Better living through chemistry: Addressing emerging antibiotic resistance

Abstract

The increasing emergence of multidrug-resistant bacteria is recognized as a major threat to human health worldwide. While the use of small molecule antibiotics has enabled many modern medical advances, it has also facilitated the development of resistant organisms. This minireview provides an overview of current small molecule drugs approved by the US Food and Drug Administration (FDA) for use in humans, the unintended consequences of antibiotic use, and the mechanisms that underlie the development of drug resistance. Promising new approaches and strategies to counter antibiotic-resistant bacteria with small molecules are highlighted. However, continued public investment in this area is critical to maintain an edge in our evolutionary "arms race" against antibiotic-resistant microorganisms. Impact statement The alarming increase in antibiotic-resistant microorganisms is a rapidly emerging threat to human health throughout the world. Historically, small molecule drugs have played a major role in controlling bacterial infections and they continue to offer tremendous potential in countering resistant organisms.
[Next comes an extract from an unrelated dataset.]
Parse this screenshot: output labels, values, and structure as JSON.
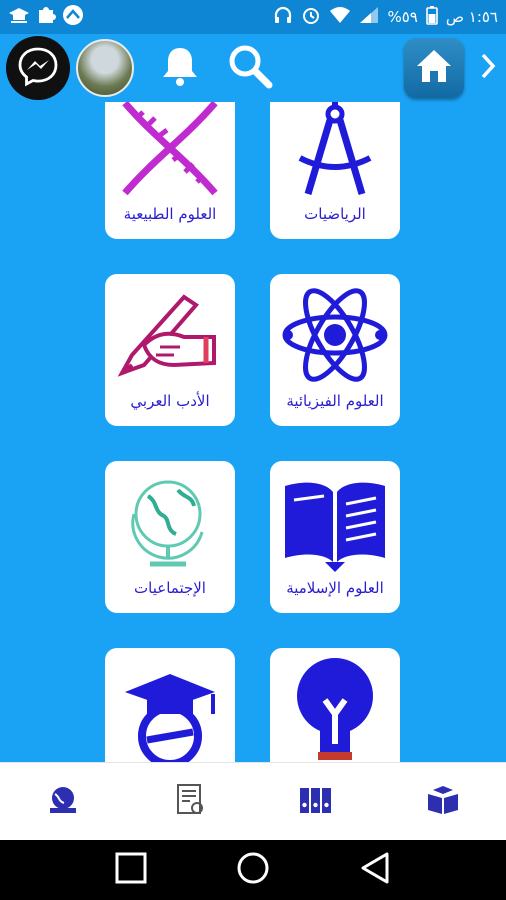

This minireview provides a broad overview of the relevant issues, including the diversity of FDA-approved small molecule drugs and mechanisms of drug resistance, unintended consequences of antibiotic use, the current state of development for small molecule antibacterials and financial challenges that impact progress towards novel therapies. The content will be informative to diverse stakeholders, including clinicians, basic scientists, translational scientists and policy makers, and may be used as a bridge between these key players to advance the development of much-needed therapeutics.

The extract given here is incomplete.